Read the Hachette press release after the break.
• According to The Media Is Dying, Viz Media laid off “multiple people” on Friday. No details were available.
• Advertising Age’s Chicken Little-style report from New York Comic Con, which centered on the curious comments by DC’s John Cunningham about the apparent dangers e-devices pose to the comics industry, has gained a little steam: Radar (“The end of comic books?”) and The Christian Science Monitor (“Are comic books really at risk?” both have picked up on it.
“If 10% of the readers migrate to an e-device, that is gonna throw off the economics for 60% of the (comic) books that are published in this country,” Cunningham, DC’s vice president of marketing, said at a convention panel.
But John Jackson Miller calls shenanigans: “Fair enough, and possibly true. But it’s incorrect for the reader to infer that online migration is a flat loss to the publisher, since the publisher does play a role in determining both the economics and the timing of the online migration. Ten percent leaving to read bootleg is not the same as 10% being otherwise monetized by the publisher …”
• At ICv2.com, DC Comics President and Publisher Paul Levitz considers a changing comics market in the face of a recession: “The core customer that we’ve had for many years who spends a thousand plus dollars a year, if he’s lost his or her job and it’s food or comics, I kinda hope they pick food, so they can last long enough to come back when they have a new job. We know some of them have gone through that and that we’ll take some hits from it. My hope is that the number of new customers that we’re attracting to the graphic novel side of the business where the typical customer to us seems like a three, four hundred dollar a year customer, a more sustainable kind of habit, will be growing at a fast enough pace to make up for the number of core people who have to put the hobby aside for a period of time or cut back radically in what they do.”
• In his weekly “MySpace Cup O’ Joe” column, Marvel Editor-in-Chief Joe Quesada discusses the thinking behind comics pricing: “Today, comic talents have many more places where they can earn a living, and sometimes a better one, than in comics. You take any artist who sits in his room for 10, 12, 14 hours a day to do one page and ask him, ‘Hey, do you think those 22 pages, that month of your life, do you think $2.99 to $3.
99 is a fair price for your artwork?’ They’d probably have to really think about it for a bit, especially when they know they could probably get more in other industries.”
ICv2.com asks Nielsen Bookscan to revise its list of the Top 20 graphic novels sold in bookstores in 2008 to include kids and young-adult rankings. The result places two Scholastic volumes of Jeff Smith’s Bone series — Vols. 1 and 7 — at Nos. 10 and 12, respectively, Marvel’s The Dark Tower: The Long Road Home hardcover at No. 13, Tokyopop’s Warriors: Warrior’s Refuge at No. 15, and Viz Media’s Pokemon Diamond and Pearl Adventures, Vol. 1, at No. 16.

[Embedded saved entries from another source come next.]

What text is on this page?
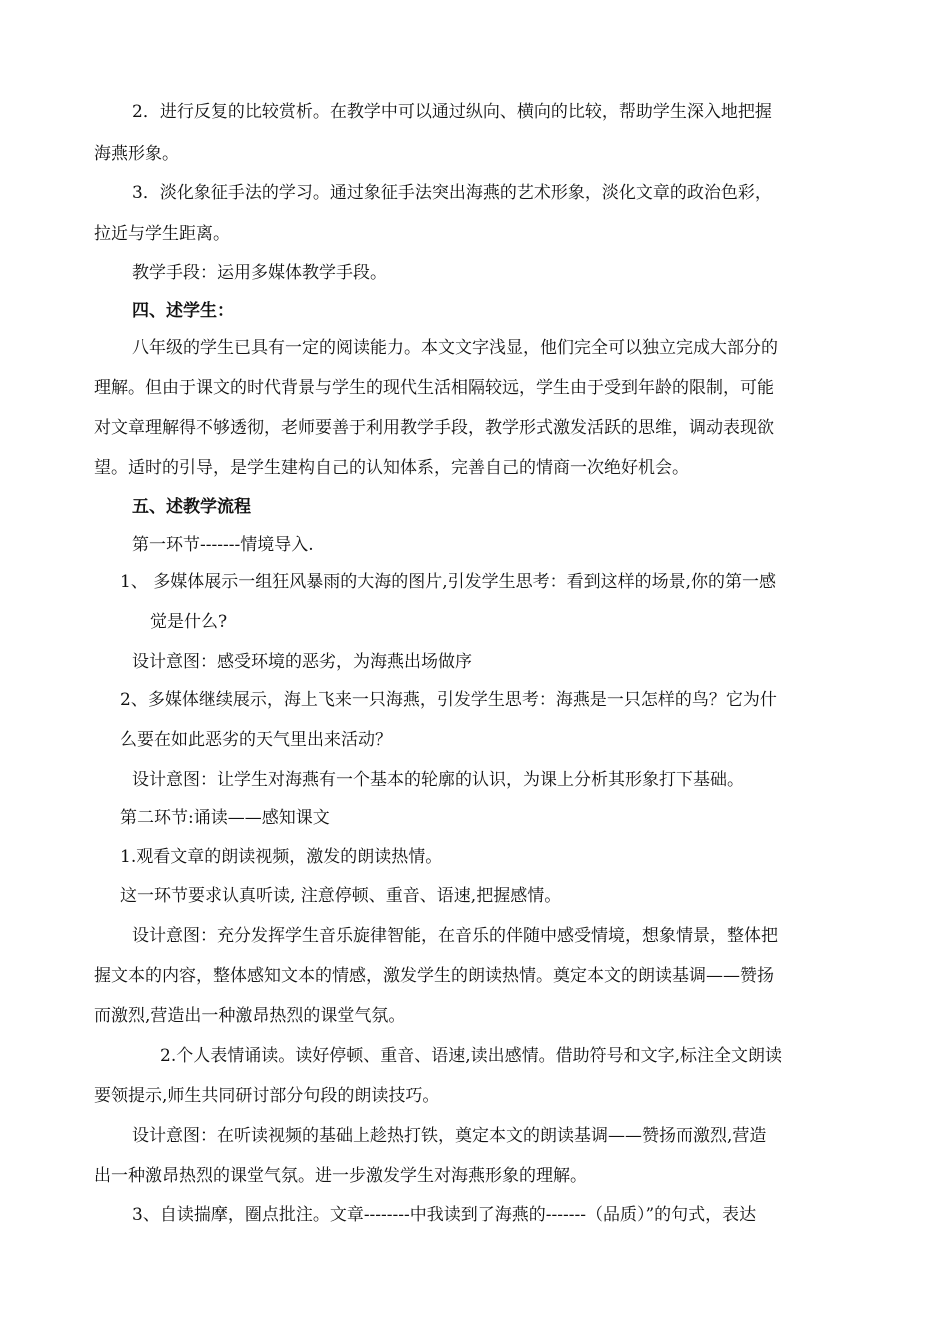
2．进行反复的比较赏析。在教学中可以通过纵向、横向的比较，帮助学生深入地把握
海燕形象。
3．淡化象征手法的学习。通过象征手法突出海燕的艺术形象，淡化文章的政治色彩，
拉近与学生距离。
教学手段：运用多媒体教学手段。
四、述学生：
八年级的学生已具有一定的阅读能力。本文文字浅显，他们完全可以独立完成大部分的
理解。但由于课文的时代背景与学生的现代生活相隔较远，学生由于受到年龄的限制，可能
对文章理解得不够透彻，老师要善于利用教学手段，教学形式激发活跃的思维，调动表现欲
望。适时的引导，是学生建构自己的认知体系，完善自己的情商一次绝好机会。
五、述教学流程
第一环节-------情境导入.
1、 多媒体展示一组狂风暴雨的大海的图片,引发学生思考：看到这样的场景,你的第一感
觉是什么?
设计意图：感受环境的恶劣，为海燕出场做序
2、多媒体继续展示，海上飞来一只海燕，引发学生思考：海燕是一只怎样的鸟？它为什
么要在如此恶劣的天气里出来活动？
设计意图：让学生对海燕有一个基本的轮廓的认识，为课上分析其形象打下基础。
第二环节:诵读——感知课文
1.观看文章的朗读视频，激发的朗读热情。
这一环节要求认真听读, 注意停顿、重音、语速,把握感情。
设计意图：充分发挥学生音乐旋律智能，在音乐的伴随中感受情境，想象情景，整体把
握文本的内容，整体感知文本的情感，激发学生的朗读热情。奠定本文的朗读基调——赞扬
而激烈,营造出一种激昂热烈的课堂气氛。
2.个人表情诵读。读好停顿、重音、语速,读出感情。借助符号和文字,标注全文朗读
要领提示,师生共同研讨部分句段的朗读技巧。
设计意图：在听读视频的基础上趁热打铁，奠定本文的朗读基调——赞扬而激烈,营造
出一种激昂热烈的课堂气氛。进一步激发学生对海燕形象的理解。
3、自读揣摩，圈点批注。文章--------中我读到了海燕的-------（品质）”的句式，表达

The reshuffling means that two volumes of Masashi Kishimoto’s Naruto get squeezed off the list. So now there are seven volumes in the Top 20 instead of nine.

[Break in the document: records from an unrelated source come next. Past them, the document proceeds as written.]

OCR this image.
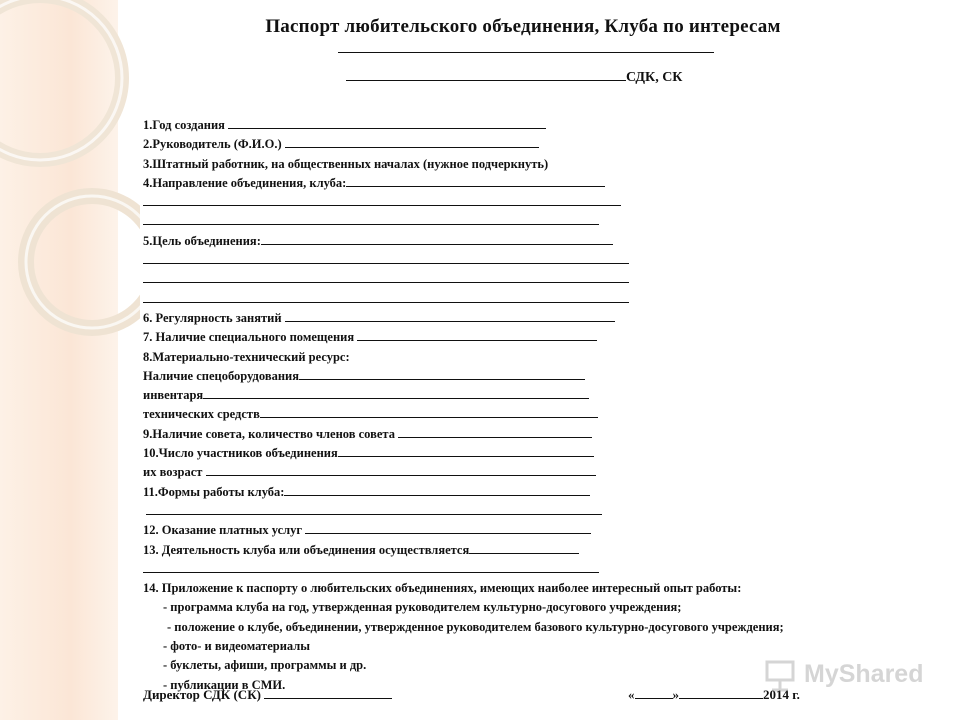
Паспорт любительского объединения, Клуба по интересам
СДК, СК
1.Год создания
2.Руководитель (Ф.И.О.)
3.Штатный работник, на общественных началах (нужное подчеркнуть)
4.Направление объединения, клуба:
5.Цель объединения:
6. Регулярность занятий
7. Наличие специального помещения
8.Материально-технический ресурс:
Наличие спецоборудования
инвентаря
технических средств
9.Наличие совета, количество членов совета
10.Число участников объединения
их возраст
11.Формы работы клуба:

12. Оказание платных услуг
13. Деятельность клуба или объединения осуществляется
14. Приложение к паспорту о любительских объединениях, имеющих наиболее интересный опыт работы:
- программа клуба на год, утвержденная руководителем культурно-досугового учреждения;
- положение о клубе, объединении, утвержденное руководителем базового культурно-досугового учреждения;
- фото- и видеоматериалы
- буклеты, афиши, программы и др.
- публикации в СМИ.
Директор СДК (СК)	«	»	2014 г.
MyShared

With the buzz surrounding the Watchmen adaptation and The Dark Knight, it’s not surprising that the Watchmen collection is at the top of the chart — as it has been for the past six months — or that a couple of Batman books rest comfortably on the list. What’s impressive, and encouraging, is that the first volumes of Bone, Naruto and Death Note are still picking up new readers in substantial numbers years after their release.